Traditional Chinese medicine is recommended for adjuvant treatment of COVID-19 in multiple centres in China. Our study found that the length of hospital stay was not significantly reduced after combining other treatments with traditional Chinese medicine. In contrast, these patients treated with combined therapies were hospitalized for a longer time. These patients may have had more symptoms requiring the use of more drugs.
The role of corticosteroids in the treatment of COVID-19 has not been confirmed. However, the current international consensus and the World Health Organization advocate against the use of corticosteroids. The use of low- to medium-dose corticosteroids in the treatment of ARDS is still recommended by Chinese guidelines in the short term [12–14]. Until now, there has been no clear recommendation for the use of steroids in the treatment of COVID-19. Some patients may be prescribed a certain dose of methylprednisone for a short time because of dyspnoea or rapid progression of lung injury on CT scan. In our study, 3 patients used 40 mg of methylprednisolone for 3 days, and 9 patients used methylprednisolone at a dose greater than 1 mg/kg. Patients in the high-dose treatment group had significantly longer hospital stays than those who used a small dosage or did not use it, which may suggest that these mild patients do not benefit from steroid use.
In terms of antiviral therapy, in a controlled study of SARS, patients treated with lopinavir-ritonavir combined with ribavirin had a better prognosis than those given ribavirin alone [15]. There was a report of an anecdotal experience using remdesivir, a broad-spectrum anti-RNA drug developed for Ebola virus, in the treatment of COVID-19 [16]. No patient used a remdesivir in the current study. Antiviral therapy or combined therapy did not affect LOS in non-severe COVID-19 patients.
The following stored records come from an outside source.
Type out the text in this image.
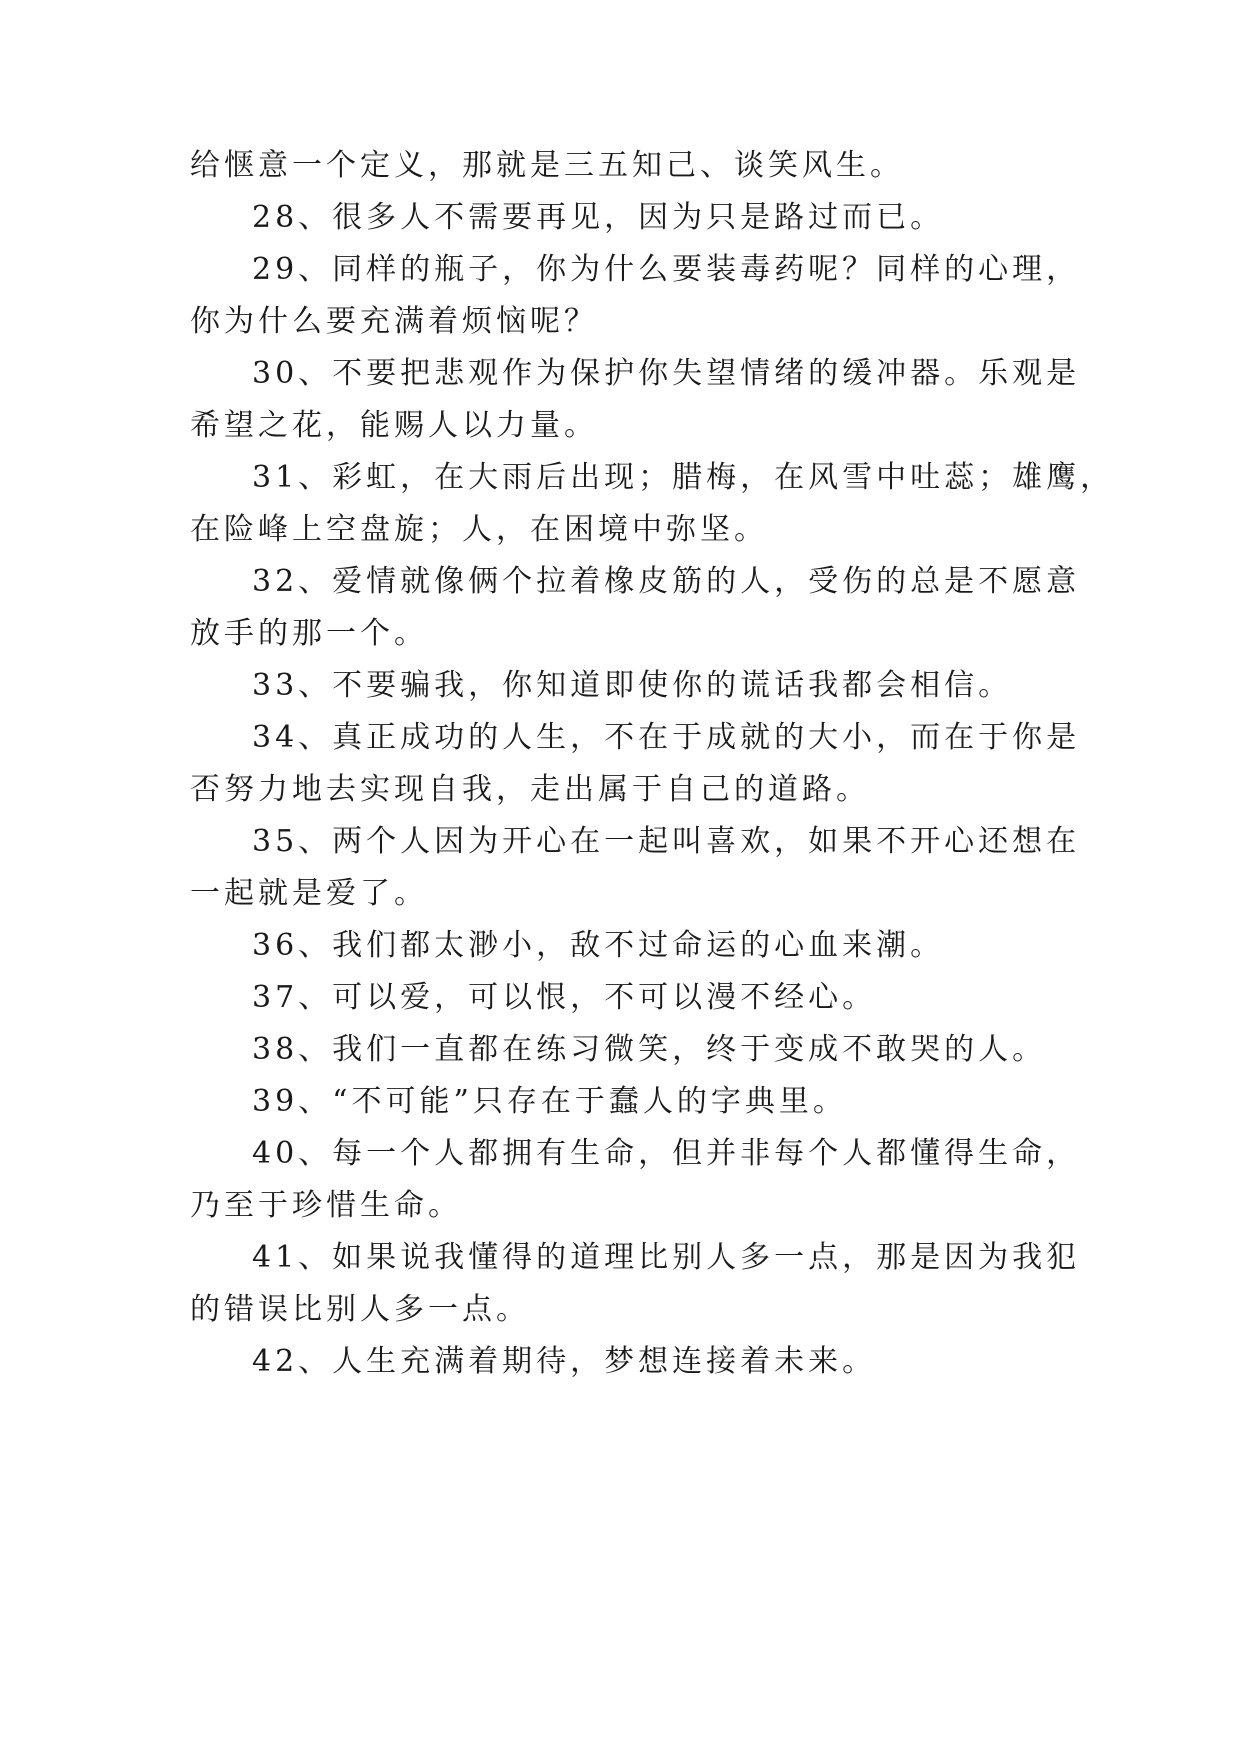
给惬意一个定义，那就是三五知己、谈笑风生。
28、很多人不需要再见，因为只是路过而已。
29、同样的瓶子，你为什么要装毒药呢？同样的心理，
你为什么要充满着烦恼呢？
30、不要把悲观作为保护你失望情绪的缓冲器。乐观是
希望之花，能赐人以力量。
31、彩虹，在大雨后出现；腊梅，在风雪中吐蕊；雄鹰，
在险峰上空盘旋；人，在困境中弥坚。
32、爱情就像俩个拉着橡皮筋的人，受伤的总是不愿意
放手的那一个。
33、不要骗我，你知道即使你的谎话我都会相信。
34、真正成功的人生，不在于成就的大小，而在于你是
否努力地去实现自我，走出属于自己的道路。
35、两个人因为开心在一起叫喜欢，如果不开心还想在
一起就是爱了。
36、我们都太渺小，敌不过命运的心血来潮。
37、可以爱，可以恨，不可以漫不经心。
38、我们一直都在练习微笑，终于变成不敢哭的人。
39、“不可能”只存在于蠢人的字典里。
40、每一个人都拥有生命，但并非每个人都懂得生命，
乃至于珍惜生命。
41、如果说我懂得的道理比别人多一点，那是因为我犯
的错误比别人多一点。
42、人生充满着期待，梦想连接着未来。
Mild patients with COVID-19 achieved good clinical results after active treatment. Based on LOS and hospitalization cost, we can see the extent of medical resource utilization in these patients. These parameters may indicate that there is still a difference between the relatively severe and the relatively mild cases among these non-severe COVID-19 patients. After multiple regression analysis, the main factors affecting the condition of mild COVID-19 patients were chest imaging characteristics and LC level. After controlling for treatment, this is finding is consistent with the clinical process of treatment in COVID-19. Clinicians use the peripheral blood lymphocyte count and chest imaging characteristics to diagnose or stratify the severity of the disease. Minimizing the use of methylprednisolone in mild patients is related to reducing the medical burden of mild COVID-19.
Finally, our study was a single-centre retrospective study, and these data were limited. Multicentre research data results will be more instructive. What we need to emphasize is that the treatment of these mild patients can reduce the source of infection and has a positive significance for controlling the spread of COVID-19 pneumonia until mass immunization is possible.